Affirmait Véronique Séhier, co-présidente du planning familial français au Parisien. Le statut juridique de l’avortement éclaire ainsi bien plus que l’accès à un droit. Il en va de l’égalité avec laquelle les femmes sont traitées dans le monde et de la possibilité pour elles de diriger le cours de leur vie comme elles le souhaitent.
Témoins des disparités persistantes dans le monde en matière d’avortement, embarquons dans un voyage en dix points entre les continents, éloquent de ce combat encore loin d’être gagné.
1. Le Bénin : dernière légalisation en date
Notre voyage débute au Bénin où l’Assemblée nationale a voté, jeudi 21 octobre 2021, la légalisation de l’avortement. Auparavant autorisé dans de rares cas, l’IVG est aujourd’hui possible jusqu’à douze semaines « lorsque la grossesse est susceptible d’aggraver ou d’occasionner une situation de détresse matérielle, éducationnelle, professionnelle ou morale pour la femme ». Cette mesure a déclenché la fureur de la société béninoise religieuse mais permettra probablement d’empêcher la mort de nombreuses femmes. Selon les chiffres du gouvernement, 200 femmes meurent chaque année au Bénin des suites de complications d’un avortement. Le Bénin rejoint ainsi la Tunisie, l’Afrique du Sud, le Cap-Vert, le Mozambique et la Zambie, seuls États africains ayant déjà dépénalisé l’avortement.

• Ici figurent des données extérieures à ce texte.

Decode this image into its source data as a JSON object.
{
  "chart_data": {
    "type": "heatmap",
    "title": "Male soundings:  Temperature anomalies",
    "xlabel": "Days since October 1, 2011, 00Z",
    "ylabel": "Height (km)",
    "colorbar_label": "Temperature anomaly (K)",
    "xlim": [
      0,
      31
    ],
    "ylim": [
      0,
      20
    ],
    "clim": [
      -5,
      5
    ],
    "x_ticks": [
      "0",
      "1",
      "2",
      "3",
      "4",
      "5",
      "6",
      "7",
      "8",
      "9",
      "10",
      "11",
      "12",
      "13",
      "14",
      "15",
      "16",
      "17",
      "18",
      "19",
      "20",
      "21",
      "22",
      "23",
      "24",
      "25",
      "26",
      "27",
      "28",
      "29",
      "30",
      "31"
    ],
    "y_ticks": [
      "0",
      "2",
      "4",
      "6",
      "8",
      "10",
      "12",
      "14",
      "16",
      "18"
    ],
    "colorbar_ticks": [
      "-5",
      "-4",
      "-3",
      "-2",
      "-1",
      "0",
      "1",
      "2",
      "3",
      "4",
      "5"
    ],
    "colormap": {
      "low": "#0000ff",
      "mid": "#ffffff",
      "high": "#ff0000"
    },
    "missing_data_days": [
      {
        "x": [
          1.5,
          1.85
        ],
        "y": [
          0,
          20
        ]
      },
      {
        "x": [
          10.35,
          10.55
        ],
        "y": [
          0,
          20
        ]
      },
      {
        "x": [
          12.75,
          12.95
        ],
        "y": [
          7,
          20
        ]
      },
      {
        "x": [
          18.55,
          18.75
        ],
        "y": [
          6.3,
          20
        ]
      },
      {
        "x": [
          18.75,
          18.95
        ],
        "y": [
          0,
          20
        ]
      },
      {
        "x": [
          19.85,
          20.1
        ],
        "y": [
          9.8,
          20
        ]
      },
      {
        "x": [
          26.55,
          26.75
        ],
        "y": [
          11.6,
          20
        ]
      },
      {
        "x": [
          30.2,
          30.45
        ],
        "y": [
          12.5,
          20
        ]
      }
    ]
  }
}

2. L’Afrique : l’interdiction encore en vigueur pour une grande majorité
Chaque année, plus de huit millions d’avortements ont lieu sur le sol africain. Selon l’OMS, seul 3% de ces IVG se font dans des conditions médicalisées et sûres pour les femmes comme en témoignent les 15 000 décès annuels recensés en Afrique subsaharienne à la suite d’un avortement à risque.
La très large majorité des États africains interdit encore l’accès à l’avortement et rares sont ceux qui l’ont d’ores et déjà dépénalisé. Le Code pénal malgache puni par exemple les médecins réalisant des IVG « en cachette » d’une peine allant jusqu’à dix ans d’emprisonnement.
3. L’Amérique latine : entre inégalités et évolutions
À présent, partons en Amérique latine où le Sénat argentin à majorité conservatrice a récemment légalisé l’avortement jusqu’à quatorze semaines de grossesse. Cette loi, portée par le président de centre-gauche Alberto Fernandez, n’a pu voir le jour qu’avec la mobilisation sans faille de la société civile argentine qui, à l’image de celle du reste du continent a manifesté et manifeste encore ardemment pour la défense des droits des femmes. Elle va de pair avec la décision, du mardi 7 septembre 2021, de la Cour Suprême du Mexique votant à l’unanimité l’inconstitutionnalité de la criminalisation de l’avortement. C’est une avancée « historique » pour les défenseurs des droits de ce pays très conservateur mais qui ne s’applique cependant pas à tout le pays. Seul l’État de Coahuila est concerné mais en créant un précédent jurisprudentiel, cette décision va permettre aux centaines de mexicaines emprisonnées pour avoir avorté de recouvrer la liberté. Dans le reste du pays l’IVG reste interdit sauf en cas de viol. Nombre de pays du continent tels que le Honduras, le Salvador ou le Nicaragua considèrent l’avortement comme un crime passible de prison et ce même en cas de viol ou de danger pour la femme ou l’embryon.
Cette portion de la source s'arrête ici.